The reason why short-term policies cost less

| Nov 9, 2018 | Denied Private Disability Insurance Claims |

Individuals in Florida and throughout the country are eligible to buy health insurance through the Affordable Care Act (ACA). About 80 percent of those who buy policies through the ACA receive subsidies to make their policies more affordable. As part of changes to the system announced in August 2018, it is now possible to buy short-term policies that last for up to 364 days.

However, these plans generally offer less coverage and may not be available for those who have pre-existing conditions. According to research from the Kaiser Family Foundation, 71 percent of these plans don’t cover prescription drugs. In the past, they have not been considered to be qualified health plans.
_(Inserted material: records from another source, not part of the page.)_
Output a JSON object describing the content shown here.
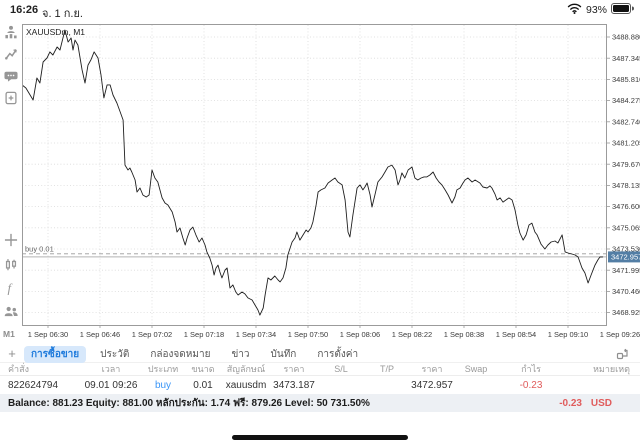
{
  "colors": {
    "accent_blue": "#1f7bdc",
    "buy_blue": "#3b96f7",
    "loss_red": "#e05c5c",
    "price_box_blue": "#537ea5",
    "grid": "#d9d9d9",
    "line": "#1f1f1f"
  },
  "status_bar": {
    "time": "16:26",
    "date": "จ. 1 ก.ย.",
    "battery": "93%"
  },
  "sidebar": {
    "icons": [
      "quotes",
      "trade",
      "chat",
      "new-order",
      "crosshair",
      "objects-candles",
      "indicator-f",
      "accounts"
    ],
    "timeframe_label": "M1"
  },
  "chart_data": {
    "type": "line",
    "title": "XAUUSDm, M1",
    "symbol": "XAUUSDm",
    "timeframe": "M1",
    "grid": true,
    "axis": {
      "t_min": 0,
      "t_max": 180,
      "price_top": 3489.75,
      "price_bottom": 3468.03
    },
    "y_ticks": [
      3488.88,
      3487.345,
      3485.81,
      3484.275,
      3482.74,
      3481.205,
      3479.67,
      3478.135,
      3476.6,
      3475.065,
      3473.53,
      3471.995,
      3470.46,
      3468.925
    ],
    "x_ticks": [
      {
        "t": 8,
        "label": "1 Sep 06:30"
      },
      {
        "t": 24,
        "label": "1 Sep 06:46"
      },
      {
        "t": 40,
        "label": "1 Sep 07:02"
      },
      {
        "t": 56,
        "label": "1 Sep 07:18"
      },
      {
        "t": 72,
        "label": "1 Sep 07:34"
      },
      {
        "t": 88,
        "label": "1 Sep 07:50"
      },
      {
        "t": 104,
        "label": "1 Sep 08:06"
      },
      {
        "t": 120,
        "label": "1 Sep 08:22"
      },
      {
        "t": 136,
        "label": "1 Sep 08:38"
      },
      {
        "t": 152,
        "label": "1 Sep 08:54"
      },
      {
        "t": 168,
        "label": "1 Sep 09:10"
      },
      {
        "t": 184,
        "label": "1 Sep 09:26"
      }
    ],
    "current_price": 3472.957,
    "position_line": {
      "label": "buy 0.01",
      "price": 3473.187
    },
    "series": [
      [
        0,
        3485.41
      ],
      [
        1.2,
        3485.19
      ],
      [
        2.5,
        3484.68
      ],
      [
        3.4,
        3484.32
      ],
      [
        4.6,
        3485.91
      ],
      [
        5.5,
        3485.55
      ],
      [
        6.5,
        3487.07
      ],
      [
        7.7,
        3487.36
      ],
      [
        8.6,
        3487.8
      ],
      [
        9.5,
        3487.58
      ],
      [
        10.8,
        3488.16
      ],
      [
        11.7,
        3487.94
      ],
      [
        13.2,
        3489.39
      ],
      [
        14.2,
        3488.52
      ],
      [
        15.1,
        3488.81
      ],
      [
        15.7,
        3487.94
      ],
      [
        16.3,
        3488.66
      ],
      [
        17.2,
        3488.3
      ],
      [
        18.5,
        3486.49
      ],
      [
        19.4,
        3485.55
      ],
      [
        20.3,
        3486.85
      ],
      [
        21.2,
        3487.22
      ],
      [
        22.2,
        3487.8
      ],
      [
        23.4,
        3487.36
      ],
      [
        24.3,
        3486.13
      ],
      [
        25.2,
        3484.47
      ],
      [
        26.2,
        3485.41
      ],
      [
        27.1,
        3485.41
      ],
      [
        28,
        3484.68
      ],
      [
        29.2,
        3484.1
      ],
      [
        30.2,
        3483.45
      ],
      [
        31.1,
        3482.87
      ],
      [
        31.7,
        3479.61
      ],
      [
        32.6,
        3479.25
      ],
      [
        33.2,
        3479.4
      ],
      [
        33.8,
        3479.11
      ],
      [
        34.8,
        3478.53
      ],
      [
        35.4,
        3477.66
      ],
      [
        36.3,
        3477.95
      ],
      [
        37.2,
        3477.44
      ],
      [
        38.2,
        3477.3
      ],
      [
        39.1,
        3477.44
      ],
      [
        40,
        3479.25
      ],
      [
        40.9,
        3478.67
      ],
      [
        41.8,
        3478.38
      ],
      [
        43.1,
        3477.23
      ],
      [
        44,
        3476.86
      ],
      [
        44.9,
        3476.72
      ],
      [
        46.2,
        3476.21
      ],
      [
        47.1,
        3475.49
      ],
      [
        47.7,
        3474.76
      ],
      [
        48.6,
        3475.05
      ],
      [
        49.5,
        3474.33
      ],
      [
        50.2,
        3473.82
      ],
      [
        50.8,
        3474.33
      ],
      [
        51.7,
        3474.91
      ],
      [
        52.6,
        3475.12
      ],
      [
        53.5,
        3474.55
      ],
      [
        54.5,
        3474.04
      ],
      [
        55.4,
        3474.33
      ],
      [
        56.3,
        3473.82
      ],
      [
        56.9,
        3473.32
      ],
      [
        57.8,
        3472.88
      ],
      [
        58.5,
        3472.37
      ],
      [
        59.1,
        3471.65
      ],
      [
        59.7,
        3472.16
      ],
      [
        60.3,
        3472.37
      ],
      [
        60.9,
        3471.87
      ],
      [
        61.5,
        3471.44
      ],
      [
        62.5,
        3472.01
      ],
      [
        63.1,
        3472.16
      ],
      [
        64,
        3470.71
      ],
      [
        64.9,
        3470.93
      ],
      [
        65.8,
        3470.42
      ],
      [
        66.5,
        3470.2
      ],
      [
        67.7,
        3470.42
      ],
      [
        68.6,
        3470.28
      ],
      [
        69.5,
        3469.99
      ],
      [
        70.8,
        3469.84
      ],
      [
        71.7,
        3469.48
      ],
      [
        72.6,
        3469.12
      ],
      [
        73.2,
        3468.75
      ],
      [
        74.2,
        3469.26
      ],
      [
        74.8,
        3470.2
      ],
      [
        75.7,
        3471.44
      ],
      [
        76.6,
        3471.29
      ],
      [
        77.8,
        3471.58
      ],
      [
        78.8,
        3471.29
      ],
      [
        79.4,
        3471.15
      ],
      [
        80.3,
        3471.44
      ],
      [
        81.2,
        3472.16
      ],
      [
        81.8,
        3473.1
      ],
      [
        83.1,
        3474.04
      ],
      [
        84,
        3474.33
      ],
      [
        84.6,
        3474.76
      ],
      [
        85.5,
        3474.18
      ],
      [
        86.5,
        3474.55
      ],
      [
        87.4,
        3474.91
      ],
      [
        88,
        3474.76
      ],
      [
        88.9,
        3475.05
      ],
      [
        89.5,
        3475.49
      ],
      [
        90.5,
        3476.72
      ],
      [
        91.1,
        3477.66
      ],
      [
        92,
        3477.81
      ],
      [
        93.2,
        3477.95
      ],
      [
        94.2,
        3478.31
      ],
      [
        95.4,
        3478.53
      ],
      [
        96.3,
        3478.67
      ],
      [
        97.2,
        3478.38
      ],
      [
        98.5,
        3478.17
      ],
      [
        99.4,
        3477.08
      ],
      [
        100.3,
        3474.76
      ],
      [
        100.9,
        3474.4
      ],
      [
        101.8,
        3475.99
      ],
      [
        103.1,
        3477.95
      ],
      [
        104,
        3478.17
      ],
      [
        104.9,
        3477.81
      ],
      [
        105.5,
        3478.02
      ],
      [
        106.2,
        3478.31
      ],
      [
        107.1,
        3477.44
      ],
      [
        107.7,
        3476.57
      ],
      [
        108.6,
        3477.44
      ],
      [
        109.5,
        3478.38
      ],
      [
        110.8,
        3478.75
      ],
      [
        111.7,
        3479.11
      ],
      [
        112.6,
        3479.47
      ],
      [
        113.8,
        3479.61
      ],
      [
        114.8,
        3479.25
      ],
      [
        115.7,
        3478.17
      ],
      [
        116.3,
        3478.53
      ],
      [
        116.9,
        3479.04
      ],
      [
        117.8,
        3478.67
      ],
      [
        118.8,
        3479.25
      ],
      [
        120,
        3479.47
      ],
      [
        120.9,
        3478.67
      ],
      [
        121.8,
        3478.53
      ],
      [
        122.8,
        3478.67
      ],
      [
        123.7,
        3478.75
      ],
      [
        124.6,
        3478.75
      ],
      [
        125.5,
        3478.89
      ],
      [
        126.5,
        3479.11
      ],
      [
        127.4,
        3478.67
      ],
      [
        128.3,
        3478.38
      ],
      [
        129.2,
        3478.17
      ],
      [
        130.2,
        3477.81
      ],
      [
        131.1,
        3477.44
      ],
      [
        132.3,
        3476.86
      ],
      [
        133.2,
        3477.3
      ],
      [
        133.8,
        3477.81
      ],
      [
        134.8,
        3477.95
      ],
      [
        135.7,
        3478.31
      ],
      [
        136.3,
        3478.53
      ],
      [
        137.2,
        3478.67
      ],
      [
        138.5,
        3478.38
      ],
      [
        139.4,
        3478.53
      ],
      [
        140.9,
        3478.31
      ],
      [
        141.8,
        3478.02
      ],
      [
        143.1,
        3477.95
      ],
      [
        144,
        3478.1
      ],
      [
        144.6,
        3477.95
      ],
      [
        145.5,
        3477.52
      ],
      [
        146.2,
        3477.08
      ],
      [
        147.1,
        3477.23
      ],
      [
        148,
        3476.93
      ],
      [
        148.9,
        3477.08
      ],
      [
        149.8,
        3477.23
      ],
      [
        150.8,
        3477.08
      ],
      [
        151.7,
        3476.36
      ],
      [
        152.6,
        3475.27
      ],
      [
        153.2,
        3474.69
      ],
      [
        154.2,
        3474.18
      ],
      [
        155.1,
        3474.55
      ],
      [
        156,
        3475.27
      ],
      [
        156.9,
        3475.41
      ],
      [
        157.8,
        3474.76
      ],
      [
        158.5,
        3474.55
      ],
      [
        159.7,
        3473.89
      ],
      [
        160.9,
        3473.53
      ],
      [
        161.8,
        3473.82
      ],
      [
        162.8,
        3474.04
      ],
      [
        164,
        3474.11
      ],
      [
        164.9,
        3473.97
      ],
      [
        166.2,
        3474.55
      ],
      [
        167.1,
        3473.32
      ],
      [
        168,
        3473.24
      ],
      [
        169.2,
        3473.17
      ],
      [
        170.2,
        3473.1
      ],
      [
        171.1,
        3472.95
      ],
      [
        172.3,
        3472.16
      ],
      [
        173.2,
        3471.8
      ],
      [
        174.2,
        3471.07
      ],
      [
        175.1,
        3471.65
      ],
      [
        176.3,
        3472.37
      ],
      [
        177.2,
        3472.74
      ],
      [
        177.8,
        3472.95
      ],
      [
        178.8,
        3472.96
      ]
    ]
  },
  "tabs": {
    "add_label": "+",
    "active_index": 0,
    "items": [
      "การซื้อขาย",
      "ประวัติ",
      "กล่องจดหมาย",
      "ข่าว",
      "บันทึก",
      "การตั้งค่า"
    ]
  },
  "positions_table": {
    "headers": [
      "คำสั่ง",
      "เวลา",
      "ประเภท",
      "ขนาด",
      "สัญลักษณ์",
      "ราคา",
      "S/L",
      "T/P",
      "ราคา",
      "Swap",
      "กำไร",
      "หมายเหตุ"
    ],
    "row": [
      "822624794",
      "09.01 09:26",
      "buy",
      "0.01",
      "xauusdm",
      "3473.187",
      "",
      "",
      "3472.957",
      "",
      "-0.23",
      ""
    ]
  },
  "account_bar": {
    "summary": "Balance: 881.23 Equity: 881.00 หลักประกัน: 1.74 ฟรี: 879.26 Level: 50 731.50%",
    "profit": "-0.23",
    "currency": "USD"
  }
}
This means that those who’ve purchased them have been subject to a financial penalty. With the elimination of the individual mandate, this is generally no longer the case.

Those who follow the issue believe that those who don’t receive subsidies will choose to purchase short-term policies. This is because they won’t have to buy a plan that they might not otherwise be able to afford just to avoid the financial penalty. However, such a choice could backfire. For example, one man is facing $35,000 in medical bills after kidney stone surgery. This is because his health insurance company has not committed to paying for the surgery.

Those who have had an insurance or private disability claim denied may have options to remedy the situation. The first may be to file an appeal of the denied claim. In some cases, this may be enough to get it overturned. It may also be possible to ask an attorney to help with the matter. A lawyer may take steps to compel payments from insurance companies on a patient’s behalf.